Sekda Optimis Kampung KB Batuhulung Jadi Juara

21

berantasonline.com Bogor

Atraksi menarik ditampilkan warga Kampung KB Batuhulung, Kelurahan Balumbang Jaya, Kecamatan Bogor Barat, Kota Bogor, saat menyambut Tim Rechecking Kampung Keluarga Berencana (KB), Selasa (24/11/2020).

Atraksi diawali sejak Tim Rechecking yang dipimpin Sekretaris BKKBN Provinsi Jawa Barat, Rakhmat Mulkan didampingi Sekretaris Daerah (Sekda) Kota Bogor Syarifah Sofiah, Kepala DPPKB Kota Bogor Rakhmawati, Camat Bogor Barat Juniarti Estiningsih dan Wakil Ketua I TP PKK Kota Bogor Yantie Rachim memasuki Gang Kampung KB.

Terlihat sekelompok pemuda berpakaian adat Sunda melakukan pertunjukan Debus. Yang mana ada tiga orang beratraksi, satu orang mengupas kelapa dengan mulut, satu orang melakukan pencak silat dengan sebilah benda tajam dan satu orang menjadi lawannya. Atraksi debus ini ditutup dengan dibentangkannya kain putih bertuliskan “Selamat Datang” yang ada di dalam batok kelapa.

Dan sebelum sampai di lokasi acara pembukaan, tujuh anak perempuan dengan kain batik dan kaos panjang merah putih menyanyikan lagu kampung KB dengan aransemen lagu Sik Asik Ayu Ting Ting.

Sekda Kota Bogor Syarifah Sofiah mengatakan, Kampung KB Batuhulung ini memiliki kelebihan dan daya tarik. Pasalnya, Kampung KB Batuhulung berada dekat pinggir sungai yang mana biasanya sungai sering dijadikan pembuangan sampah. Namun menariknya warga Kampung KB menjadikan sungai sebagai potensi untuk dibangun wahana arung jeram.

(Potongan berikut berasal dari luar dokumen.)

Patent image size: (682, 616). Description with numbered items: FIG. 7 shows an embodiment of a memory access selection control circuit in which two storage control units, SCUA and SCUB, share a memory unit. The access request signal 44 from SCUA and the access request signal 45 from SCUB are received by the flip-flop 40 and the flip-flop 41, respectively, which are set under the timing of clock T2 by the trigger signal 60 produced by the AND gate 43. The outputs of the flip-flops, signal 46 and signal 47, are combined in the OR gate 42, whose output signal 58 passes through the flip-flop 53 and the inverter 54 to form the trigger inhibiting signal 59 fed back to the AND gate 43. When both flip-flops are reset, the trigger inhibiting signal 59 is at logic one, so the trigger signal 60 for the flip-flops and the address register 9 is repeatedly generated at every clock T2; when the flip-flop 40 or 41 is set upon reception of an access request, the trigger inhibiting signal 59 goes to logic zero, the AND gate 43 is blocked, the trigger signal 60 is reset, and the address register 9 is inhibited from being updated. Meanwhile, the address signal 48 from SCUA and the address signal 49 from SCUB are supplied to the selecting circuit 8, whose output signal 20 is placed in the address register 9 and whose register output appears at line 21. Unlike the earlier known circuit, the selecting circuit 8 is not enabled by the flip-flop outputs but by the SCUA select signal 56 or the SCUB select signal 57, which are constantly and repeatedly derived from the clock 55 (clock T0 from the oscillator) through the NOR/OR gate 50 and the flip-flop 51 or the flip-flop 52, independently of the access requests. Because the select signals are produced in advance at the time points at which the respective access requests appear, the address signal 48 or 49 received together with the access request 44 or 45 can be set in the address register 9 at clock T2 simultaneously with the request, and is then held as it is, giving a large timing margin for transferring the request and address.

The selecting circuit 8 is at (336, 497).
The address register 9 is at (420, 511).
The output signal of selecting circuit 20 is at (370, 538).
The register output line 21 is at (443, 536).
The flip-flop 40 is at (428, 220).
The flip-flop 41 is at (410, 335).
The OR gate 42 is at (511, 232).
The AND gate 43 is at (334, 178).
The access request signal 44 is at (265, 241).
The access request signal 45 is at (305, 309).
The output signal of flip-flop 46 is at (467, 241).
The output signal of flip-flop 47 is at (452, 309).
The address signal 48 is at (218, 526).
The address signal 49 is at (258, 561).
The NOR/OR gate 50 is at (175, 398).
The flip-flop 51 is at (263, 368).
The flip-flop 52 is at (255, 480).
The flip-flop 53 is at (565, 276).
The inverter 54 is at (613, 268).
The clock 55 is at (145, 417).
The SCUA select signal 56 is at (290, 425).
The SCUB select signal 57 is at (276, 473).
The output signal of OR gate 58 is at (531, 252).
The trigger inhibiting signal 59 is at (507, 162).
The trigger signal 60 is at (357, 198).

“Mereka bersihkan sungainya, selain untuk arung jeram mereka juga sudah melakukan budidaya ikan,” ujar Syarifah.

Syarifah menuturkan, ada kelebihan yang paling menonjol dari Kampung KB ini, yakni kultur masyarakatnya sudah ada kesadaran dan kepedulian terhadap lingkungan. Ini dibuktikan dengan adanya Green House yang hasil panennya dibagikan ke warga untuk ditanam di rumah masing-masing dan ada Kelompok Wanita Tani (KWT).

“Membangun kultur itu tidak mudah, kultur, kekompakan dan kesadaran masyarakat ini yang menjadi kelebihan kampung KB Batuhulung,” kata Sekda.

Menurut Syarifah, keberhasilan Kampung KB Batuhulung masuk lima besar Jawa Barat ini tidak lepas dari tokoh masyarakat dan pemuda yang menjadi penggerak dalam melakukan perubahan kultur di masyarakatnya. Tak ayal, ke depan harus ada tantangan bagi penggerak dan pemuda seperti yang terjadi di Kampung KB Batuhulung, Kampung Katulampa dan Kampung Cikeas.

“Semua wilayah atau daerah yang bagus itu ada penggerak atau motivator luar biasa. Disini RW dan karang tarunanya punya semangat dan diterima semua masyarakat,” jelas Syarifah.

Ia menambahkan, Kampung KB saat ini tidak hanya fokus pada delapan fungsi keluarga saja, tetapi juga bagaimana membentuk ketahanan keluarga, lewat bidang lingkungan, ekonomi kreatif dan kesehatan. Tak ayal, ia optimis Kampung KB Batuhulung akan keluar sebagai juara. Apalagi melihat persiapan yang sudah masyarakat lakukan dengan antusias dan bagus.

“Kita memang tidak bisa membandingkan dengan nominasi lima kota yang lain. Tapi kita berharap saja karena kelengkapannya juga lumayan. Kan ada yang perkotaan benar-benar kota tidak ada nilai tambah dari lingkungan yang lain, dari juri juga mengakui ini kota, tapi masih ada persawahan dan ini jadi nilai tambah karena jadi lebih unik,” pungkasnya.